RATING SENSITIVITIES
Negative: Future developments that may, individually or collectively, lead to negative rating action include:
- ADY's rating would be notched down from the sovereign rating if we view the company links with the government as weaker following the approval of the Programme and any other change in the group structure.
- Negative sovereign rating action driven, among other things, by the factors listed below would be replicated on ADY.

The ratings are on RWN. As a result, Fitch's sensitivities do not currently anticipate developments with a material likelihood, individually or collectively, of leading to an upgrade. Future developments that could, nonetheless, lead to positive rating action include:
- ADY's rating will continue to be aligned with the sovereign if the level of state support remains unchanged (ie ADY will continue to receive substantial equity injections for the large share of its investment programme or the state will provide guarantees for a large portion of the company's debt).
- If the sovereign rating of Azerbaijan is upgraded to 'BBB' or above, Fitch is unlikely to continue to fully align ADY's ratings with the sovereign unless the legal links with the state are perceived to have strengthened (ie through substantial direct guarantees of ADY's debt).

For the sovereign rating of the Azerbaijan, ADY's parent, the following sensitivities were outlined by Fitch in its rating action commentary of 28 August 2015:
The following risk factors individually, or collectively, could trigger negative rating action:
- A failure to adjust expenditure or revenue to the lower oil price environment, resulting in a draw-down of oil fund assets beyond 2015.
- A prolonged period of low oil prices.
- A regional geopolitical shock severe enough to disrupt Azerbaijan's economic or financial stability, such as a full-scale conflict over Nagorno-Karabakh.

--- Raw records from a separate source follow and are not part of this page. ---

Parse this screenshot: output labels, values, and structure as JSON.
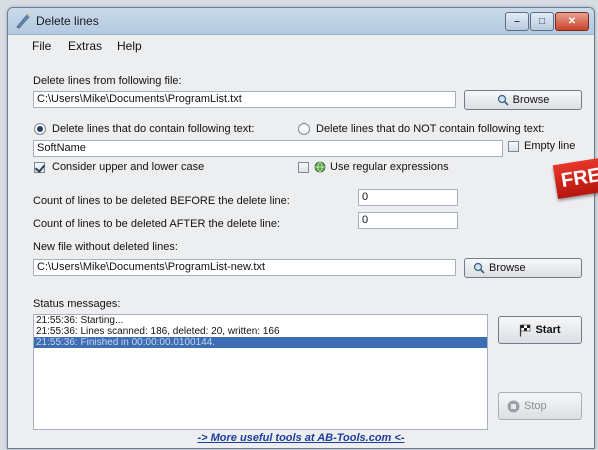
{
  "window": {
    "title": "Delete lines",
    "controls": {
      "minimize": "–",
      "maximize": "□",
      "close": "✕"
    }
  },
  "menu": {
    "file": "File",
    "extras": "Extras",
    "help": "Help"
  },
  "source": {
    "label": "Delete lines from following file:",
    "value": "C:\\Users\\Mike\\Documents\\ProgramList.txt",
    "browse_label": "Browse"
  },
  "mode": {
    "contain_label": "Delete lines that do contain following text:",
    "not_contain_label": "Delete lines that do NOT contain following text:",
    "selected": "contain"
  },
  "search": {
    "value": "SoftName"
  },
  "options": {
    "empty_line_label": "Empty line",
    "empty_line_checked": false,
    "case_label": "Consider upper and lower case",
    "case_checked": true,
    "regex_label": "Use regular expressions",
    "regex_checked": false
  },
  "counts": {
    "before_label": "Count of lines to be deleted BEFORE the delete line:",
    "before_value": "0",
    "after_label": "Count of lines to be deleted AFTER the delete line:",
    "after_value": "0"
  },
  "output": {
    "label": "New file without deleted lines:",
    "value": "C:\\Users\\Mike\\Documents\\ProgramList-new.txt",
    "browse_label": "Browse"
  },
  "status": {
    "label": "Status messages:",
    "lines": [
      "21:55:36: Starting...",
      "21:55:36: Lines scanned: 186, deleted: 20, written: 166",
      "21:55:36: Finished in 00:00:00.0100144."
    ]
  },
  "actions": {
    "start_label": "Start",
    "stop_label": "Stop"
  },
  "footer": {
    "link_text": "-> More useful tools at AB-Tools.com <-"
  },
  "badge": {
    "text": "FREE"
  },
  "colors": {
    "selection": "#3d6eb5",
    "link": "#1c3d9a",
    "badge": "#d42a1f"
  }
}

The following risk factors individually, or collectively, could trigger positive rating action.
- An improvement in the budgetary position, beyond the measures currently envisaged, sufficient to increase Fitch's confidence in the longer-term sustainability of Azerbaijan's sovereign balance sheet strengths.
- Sustainable economic diversification, supported by reforms to improve governance and transparency.

LIQUIDITY
At end-1H15, ADY's cash and cash equivalents combined with unused credit facilities were sufficient to cover short-term maturities of around AZN89m. Fitch expected negative free cash flow driven by ADY's ambitious investment programme will add to funding requirements. We believe that ADY may postpone most of its capex plans in case of need. At end-1H15, ADY reported debt of AZN288m and the early LPN redemption was funded by a new external loan.